Braised and Grilled Artichokes

  • In some cases, you may want to braise artichokes, in which case they should be cut and the choke removed before cooking. It is easy to do provided you have a large sharp knife and a good wooden cutting board.
  • First, fill a large bowl half full with water and add the juice of half a lemon. Set it next to your cutting board.
  • Next, trim the stems of the artichokes, leaving about 1/4 to 1/2 inch. Set an artichoke on the cutting board, stem side toward you pointing to about 4 o’clock. Press the broadest part of the blade into the fattest part of the artichoke and then press downward, cutting all the way through the artichoke. Use one hand for holding the knife and put the other on top of that hand to guide you and hold the artichoke. If you want to fill the braised artichokes–with, say, fresh Dungeness crab and Louis dressing–leave them halved. If you want to braise them for a sauce or ragout, cut each in half again, lengthwise.

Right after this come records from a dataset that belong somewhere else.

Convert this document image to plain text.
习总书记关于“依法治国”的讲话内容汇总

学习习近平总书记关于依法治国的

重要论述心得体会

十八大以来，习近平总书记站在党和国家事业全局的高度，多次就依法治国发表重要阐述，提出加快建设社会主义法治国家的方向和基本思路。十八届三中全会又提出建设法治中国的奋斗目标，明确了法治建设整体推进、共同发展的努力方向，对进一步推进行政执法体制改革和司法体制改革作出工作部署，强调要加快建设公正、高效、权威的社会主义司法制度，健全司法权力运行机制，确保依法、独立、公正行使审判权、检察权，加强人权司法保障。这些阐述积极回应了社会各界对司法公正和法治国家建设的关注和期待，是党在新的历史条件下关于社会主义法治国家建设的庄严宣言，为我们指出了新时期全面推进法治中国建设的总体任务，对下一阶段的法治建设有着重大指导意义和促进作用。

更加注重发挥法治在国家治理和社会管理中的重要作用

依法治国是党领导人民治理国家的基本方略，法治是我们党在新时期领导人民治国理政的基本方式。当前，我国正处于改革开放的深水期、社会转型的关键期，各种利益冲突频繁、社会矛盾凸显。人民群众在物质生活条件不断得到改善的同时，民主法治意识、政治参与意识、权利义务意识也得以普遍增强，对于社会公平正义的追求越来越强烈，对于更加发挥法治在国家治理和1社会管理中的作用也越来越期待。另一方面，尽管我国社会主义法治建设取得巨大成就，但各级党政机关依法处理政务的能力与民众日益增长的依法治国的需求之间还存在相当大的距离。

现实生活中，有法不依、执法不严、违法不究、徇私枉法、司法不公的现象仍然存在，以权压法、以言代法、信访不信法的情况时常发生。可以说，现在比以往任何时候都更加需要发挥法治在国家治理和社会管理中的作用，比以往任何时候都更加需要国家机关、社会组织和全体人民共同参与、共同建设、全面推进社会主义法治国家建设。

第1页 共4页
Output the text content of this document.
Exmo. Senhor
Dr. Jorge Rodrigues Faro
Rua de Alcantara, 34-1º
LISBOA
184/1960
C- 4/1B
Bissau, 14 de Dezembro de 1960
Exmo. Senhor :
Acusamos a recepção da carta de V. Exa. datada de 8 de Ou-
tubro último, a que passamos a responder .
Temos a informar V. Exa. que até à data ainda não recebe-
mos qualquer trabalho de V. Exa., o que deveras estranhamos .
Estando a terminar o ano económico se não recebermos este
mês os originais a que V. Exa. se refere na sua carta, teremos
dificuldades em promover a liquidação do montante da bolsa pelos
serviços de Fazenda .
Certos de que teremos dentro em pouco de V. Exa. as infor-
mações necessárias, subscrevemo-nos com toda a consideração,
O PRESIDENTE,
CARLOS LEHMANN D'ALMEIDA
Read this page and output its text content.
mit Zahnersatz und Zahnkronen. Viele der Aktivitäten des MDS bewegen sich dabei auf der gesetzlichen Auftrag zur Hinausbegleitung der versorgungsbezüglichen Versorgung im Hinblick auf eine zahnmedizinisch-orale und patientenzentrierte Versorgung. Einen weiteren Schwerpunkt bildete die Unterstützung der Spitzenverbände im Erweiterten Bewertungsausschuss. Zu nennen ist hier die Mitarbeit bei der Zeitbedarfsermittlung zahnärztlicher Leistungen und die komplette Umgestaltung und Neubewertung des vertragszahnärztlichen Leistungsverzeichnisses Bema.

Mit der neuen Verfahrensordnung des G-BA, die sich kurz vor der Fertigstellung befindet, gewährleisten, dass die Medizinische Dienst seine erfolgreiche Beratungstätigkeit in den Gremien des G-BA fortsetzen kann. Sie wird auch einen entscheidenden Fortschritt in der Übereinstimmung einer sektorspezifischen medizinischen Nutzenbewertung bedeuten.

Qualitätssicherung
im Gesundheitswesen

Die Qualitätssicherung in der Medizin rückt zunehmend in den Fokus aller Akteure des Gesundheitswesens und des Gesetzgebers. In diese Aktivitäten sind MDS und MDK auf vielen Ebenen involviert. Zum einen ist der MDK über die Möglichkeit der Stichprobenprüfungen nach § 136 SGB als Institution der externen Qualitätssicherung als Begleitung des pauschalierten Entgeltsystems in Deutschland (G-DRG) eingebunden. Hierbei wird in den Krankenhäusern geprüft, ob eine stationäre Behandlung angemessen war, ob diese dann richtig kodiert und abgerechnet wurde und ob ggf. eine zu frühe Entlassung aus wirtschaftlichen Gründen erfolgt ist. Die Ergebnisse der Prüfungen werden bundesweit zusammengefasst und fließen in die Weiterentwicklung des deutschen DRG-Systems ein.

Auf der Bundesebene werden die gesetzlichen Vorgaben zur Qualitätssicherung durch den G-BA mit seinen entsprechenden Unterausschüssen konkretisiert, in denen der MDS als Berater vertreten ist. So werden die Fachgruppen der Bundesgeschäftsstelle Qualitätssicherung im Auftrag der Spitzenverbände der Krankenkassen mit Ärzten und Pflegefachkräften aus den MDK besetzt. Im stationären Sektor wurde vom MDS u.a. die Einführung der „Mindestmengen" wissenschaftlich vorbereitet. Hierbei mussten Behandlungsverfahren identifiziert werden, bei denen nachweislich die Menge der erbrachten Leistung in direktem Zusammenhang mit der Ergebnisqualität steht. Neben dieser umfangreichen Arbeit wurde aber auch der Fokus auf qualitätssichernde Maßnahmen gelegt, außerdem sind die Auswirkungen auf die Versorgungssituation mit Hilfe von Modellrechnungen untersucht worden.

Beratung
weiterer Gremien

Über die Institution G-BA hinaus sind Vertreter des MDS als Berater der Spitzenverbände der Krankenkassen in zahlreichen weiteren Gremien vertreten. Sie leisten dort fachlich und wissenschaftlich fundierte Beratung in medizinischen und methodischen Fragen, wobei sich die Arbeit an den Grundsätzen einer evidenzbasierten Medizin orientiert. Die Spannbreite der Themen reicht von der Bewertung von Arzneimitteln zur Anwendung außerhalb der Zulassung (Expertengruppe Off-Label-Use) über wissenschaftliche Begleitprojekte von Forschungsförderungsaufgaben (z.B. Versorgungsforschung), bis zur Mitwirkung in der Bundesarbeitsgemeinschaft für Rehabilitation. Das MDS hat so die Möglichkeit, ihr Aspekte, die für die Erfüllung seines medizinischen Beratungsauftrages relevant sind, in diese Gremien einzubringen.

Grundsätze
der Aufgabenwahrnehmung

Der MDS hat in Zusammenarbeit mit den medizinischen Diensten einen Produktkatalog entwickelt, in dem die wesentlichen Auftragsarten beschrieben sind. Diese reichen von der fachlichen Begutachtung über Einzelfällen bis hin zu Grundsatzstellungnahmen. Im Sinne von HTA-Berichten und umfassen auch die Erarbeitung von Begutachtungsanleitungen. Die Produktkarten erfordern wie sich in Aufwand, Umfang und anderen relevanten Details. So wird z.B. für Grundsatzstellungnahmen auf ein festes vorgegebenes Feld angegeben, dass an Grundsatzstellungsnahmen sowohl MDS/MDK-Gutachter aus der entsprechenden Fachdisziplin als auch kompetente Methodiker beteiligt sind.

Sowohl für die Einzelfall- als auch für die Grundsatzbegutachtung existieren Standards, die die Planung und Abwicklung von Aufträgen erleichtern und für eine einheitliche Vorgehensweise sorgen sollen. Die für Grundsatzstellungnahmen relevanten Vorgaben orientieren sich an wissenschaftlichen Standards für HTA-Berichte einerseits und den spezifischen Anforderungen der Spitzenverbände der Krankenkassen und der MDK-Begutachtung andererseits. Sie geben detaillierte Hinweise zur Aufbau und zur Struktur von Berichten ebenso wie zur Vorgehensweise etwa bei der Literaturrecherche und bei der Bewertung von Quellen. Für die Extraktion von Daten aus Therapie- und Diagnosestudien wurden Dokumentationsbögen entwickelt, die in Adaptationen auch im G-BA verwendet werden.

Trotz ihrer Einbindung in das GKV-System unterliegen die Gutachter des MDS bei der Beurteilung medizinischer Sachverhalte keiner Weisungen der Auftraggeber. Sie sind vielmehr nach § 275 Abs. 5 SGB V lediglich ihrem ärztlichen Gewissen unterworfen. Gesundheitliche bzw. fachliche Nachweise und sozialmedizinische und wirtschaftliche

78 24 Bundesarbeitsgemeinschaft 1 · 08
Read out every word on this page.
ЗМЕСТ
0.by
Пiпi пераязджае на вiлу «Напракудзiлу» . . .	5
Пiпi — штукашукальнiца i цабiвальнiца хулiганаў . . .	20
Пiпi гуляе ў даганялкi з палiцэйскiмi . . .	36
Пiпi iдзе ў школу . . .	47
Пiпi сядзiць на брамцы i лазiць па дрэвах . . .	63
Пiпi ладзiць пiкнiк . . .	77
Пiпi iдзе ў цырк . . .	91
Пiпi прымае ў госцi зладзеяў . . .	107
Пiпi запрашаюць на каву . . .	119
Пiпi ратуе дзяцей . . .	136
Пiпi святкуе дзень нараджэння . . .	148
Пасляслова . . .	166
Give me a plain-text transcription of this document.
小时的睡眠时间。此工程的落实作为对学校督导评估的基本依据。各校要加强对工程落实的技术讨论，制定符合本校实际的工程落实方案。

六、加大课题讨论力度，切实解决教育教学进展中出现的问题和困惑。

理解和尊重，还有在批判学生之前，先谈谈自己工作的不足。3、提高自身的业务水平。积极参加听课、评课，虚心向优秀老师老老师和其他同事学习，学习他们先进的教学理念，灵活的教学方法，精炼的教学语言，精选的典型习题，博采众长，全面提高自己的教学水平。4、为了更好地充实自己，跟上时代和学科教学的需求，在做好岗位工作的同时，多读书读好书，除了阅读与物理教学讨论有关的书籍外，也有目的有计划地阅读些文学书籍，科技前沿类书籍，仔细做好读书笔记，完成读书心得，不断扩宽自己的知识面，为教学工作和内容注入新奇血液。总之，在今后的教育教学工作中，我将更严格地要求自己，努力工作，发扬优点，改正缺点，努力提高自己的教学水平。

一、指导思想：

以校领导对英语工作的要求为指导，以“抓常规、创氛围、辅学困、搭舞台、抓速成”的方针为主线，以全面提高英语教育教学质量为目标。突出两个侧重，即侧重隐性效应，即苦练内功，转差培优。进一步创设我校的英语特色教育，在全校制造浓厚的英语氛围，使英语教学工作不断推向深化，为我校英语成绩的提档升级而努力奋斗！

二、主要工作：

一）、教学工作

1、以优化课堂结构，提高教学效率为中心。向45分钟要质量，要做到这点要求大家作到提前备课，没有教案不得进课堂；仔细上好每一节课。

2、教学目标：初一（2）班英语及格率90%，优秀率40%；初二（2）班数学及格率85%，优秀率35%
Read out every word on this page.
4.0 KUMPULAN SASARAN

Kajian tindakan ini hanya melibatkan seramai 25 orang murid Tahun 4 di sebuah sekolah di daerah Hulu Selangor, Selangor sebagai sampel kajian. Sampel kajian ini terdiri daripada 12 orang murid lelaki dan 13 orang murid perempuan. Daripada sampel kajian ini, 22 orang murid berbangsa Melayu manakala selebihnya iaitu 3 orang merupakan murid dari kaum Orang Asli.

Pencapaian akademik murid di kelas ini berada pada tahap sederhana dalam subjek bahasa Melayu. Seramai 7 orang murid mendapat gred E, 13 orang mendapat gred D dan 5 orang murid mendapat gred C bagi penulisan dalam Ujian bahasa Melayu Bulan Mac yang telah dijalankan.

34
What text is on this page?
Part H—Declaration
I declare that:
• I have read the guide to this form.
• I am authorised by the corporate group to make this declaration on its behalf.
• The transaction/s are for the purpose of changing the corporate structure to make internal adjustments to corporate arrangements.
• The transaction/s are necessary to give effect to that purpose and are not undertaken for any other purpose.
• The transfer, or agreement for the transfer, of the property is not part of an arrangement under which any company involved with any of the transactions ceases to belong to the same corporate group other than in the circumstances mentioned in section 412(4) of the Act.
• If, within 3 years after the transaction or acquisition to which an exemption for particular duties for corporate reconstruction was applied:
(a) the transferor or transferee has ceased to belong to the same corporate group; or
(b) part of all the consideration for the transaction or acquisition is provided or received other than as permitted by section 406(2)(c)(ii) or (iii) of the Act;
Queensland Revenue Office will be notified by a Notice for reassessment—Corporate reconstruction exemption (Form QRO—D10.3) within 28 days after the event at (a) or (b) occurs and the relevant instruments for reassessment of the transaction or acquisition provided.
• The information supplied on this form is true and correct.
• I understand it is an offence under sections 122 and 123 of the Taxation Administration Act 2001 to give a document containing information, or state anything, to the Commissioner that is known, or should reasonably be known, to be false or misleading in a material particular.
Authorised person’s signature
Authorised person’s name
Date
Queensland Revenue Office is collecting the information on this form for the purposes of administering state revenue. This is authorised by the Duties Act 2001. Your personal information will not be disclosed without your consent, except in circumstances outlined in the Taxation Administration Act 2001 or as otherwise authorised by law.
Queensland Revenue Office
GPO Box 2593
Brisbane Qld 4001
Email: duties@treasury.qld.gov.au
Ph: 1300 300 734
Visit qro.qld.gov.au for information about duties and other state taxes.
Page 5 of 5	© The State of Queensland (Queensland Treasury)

  • Remove the choke. Switch to a small paring knife and look closely at the heart. You’ll see a change in texture where the heart and choke meet. Insert the tip of the knife right there, between the two, and cut across the surface of the heart, pressing until you feel the tip of the knife hit the leaves. Now, use your fingers to pull out the choke and the tough inner leaves, the ones that feel prickly and papery. Use the back of the knife to scrape off any remaining choke fibers and drop the cleaned artichoke into the acidulated water. Continue until all of the artichokes have been prepped in this fashion. Once you get the hang of it, it goes fast. It takes longer to describe it than to do it.
  • To braise the artichokes, first saute them in olive oil, butter or a mixture of the two, until all cut sides are very lightly browned, about 2 to 3 minutes. Add liquid–water, chicken stock, white wine or whatever else a recipe or inclination calls for–and simmer very slowly until tender.
  • For grilled artichokes, cook cut and cleaned artichokes in boiling salted water for about 5 to 7 minutes. Drain thoroughly, toss with a little olive oil and grill over medium coals, turning frequently, until tender.